The thing that astonishes is the capacity. Sometimes the credits are rolling when I wake up. When I said “Swedish” earlier, I meant not only fir trees and light snow but the whole social-democrat streetscape. Gestalt in a single still. Then I wake up and it vanishes, deleted, leaving a blank.
It’s all unreachable once I’m awake. As soon as I attach adjectives from waking life, the feeling of the dream disappears. As though it were a different language and the translation was being boycotted as inadequate, a book slammed shut by the native speaker. The fleeting memory is a page of gibberish that recedes as I grab for it. The arrogance in the conscious mind, the pre-frontal despot, is the thing that has to be swapped out. More humility is required. More submission and quietness.
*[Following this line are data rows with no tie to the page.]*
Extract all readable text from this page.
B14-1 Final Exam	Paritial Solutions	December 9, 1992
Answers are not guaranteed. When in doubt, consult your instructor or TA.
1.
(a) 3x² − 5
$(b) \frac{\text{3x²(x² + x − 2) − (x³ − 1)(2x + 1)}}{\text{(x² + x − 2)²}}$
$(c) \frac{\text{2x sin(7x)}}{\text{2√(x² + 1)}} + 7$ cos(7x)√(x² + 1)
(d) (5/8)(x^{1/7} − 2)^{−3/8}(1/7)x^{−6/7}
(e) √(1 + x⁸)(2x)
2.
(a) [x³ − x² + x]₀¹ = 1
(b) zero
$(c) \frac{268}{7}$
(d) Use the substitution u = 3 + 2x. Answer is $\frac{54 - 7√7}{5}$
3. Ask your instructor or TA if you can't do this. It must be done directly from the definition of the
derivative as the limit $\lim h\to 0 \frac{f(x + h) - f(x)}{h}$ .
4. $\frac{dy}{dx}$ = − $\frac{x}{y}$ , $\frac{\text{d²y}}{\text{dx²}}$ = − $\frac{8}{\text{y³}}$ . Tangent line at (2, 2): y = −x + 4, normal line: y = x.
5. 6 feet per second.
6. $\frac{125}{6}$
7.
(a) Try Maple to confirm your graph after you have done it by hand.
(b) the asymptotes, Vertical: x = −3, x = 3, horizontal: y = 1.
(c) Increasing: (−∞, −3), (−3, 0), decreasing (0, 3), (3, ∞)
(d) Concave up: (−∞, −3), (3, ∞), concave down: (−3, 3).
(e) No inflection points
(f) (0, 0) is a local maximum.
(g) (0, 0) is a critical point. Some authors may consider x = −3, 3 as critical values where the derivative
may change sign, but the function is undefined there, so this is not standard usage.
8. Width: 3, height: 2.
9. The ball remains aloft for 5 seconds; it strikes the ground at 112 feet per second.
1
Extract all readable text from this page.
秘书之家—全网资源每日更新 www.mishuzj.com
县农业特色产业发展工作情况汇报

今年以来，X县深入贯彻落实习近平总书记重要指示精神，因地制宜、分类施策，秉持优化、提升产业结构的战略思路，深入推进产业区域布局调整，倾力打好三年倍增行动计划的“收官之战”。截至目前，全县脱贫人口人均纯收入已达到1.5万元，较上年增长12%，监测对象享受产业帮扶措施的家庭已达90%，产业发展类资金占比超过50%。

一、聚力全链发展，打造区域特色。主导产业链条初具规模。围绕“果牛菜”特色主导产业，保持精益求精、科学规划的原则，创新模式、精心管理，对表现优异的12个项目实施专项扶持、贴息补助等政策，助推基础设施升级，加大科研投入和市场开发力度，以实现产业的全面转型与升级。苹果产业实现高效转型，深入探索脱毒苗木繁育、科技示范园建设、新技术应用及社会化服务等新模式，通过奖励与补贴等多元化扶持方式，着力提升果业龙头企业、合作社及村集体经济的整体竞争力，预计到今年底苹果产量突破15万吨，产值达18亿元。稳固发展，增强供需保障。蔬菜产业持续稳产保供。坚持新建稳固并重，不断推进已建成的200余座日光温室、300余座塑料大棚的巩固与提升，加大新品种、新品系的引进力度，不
An active lying down and shutting up, a very concrete skill.
How does one coax the dream back when the words you use to describe what you find are lethal to it? Starts with the breath, no doubt, and the only thing I can relate it to is the tack one takes while walking the forest. That is, to look sideways, to lessen the focus not sharpen it with what you think. Lessen the focus, move the conscious mind out of the way to another quadrant. Then the forest begins to come alive with things that were right there in front of you, but you couldn’t see them. Kissed. Graced. Where the mind that “knows everything already” is laid to rest and, no harm done, the door to more worlds is opened.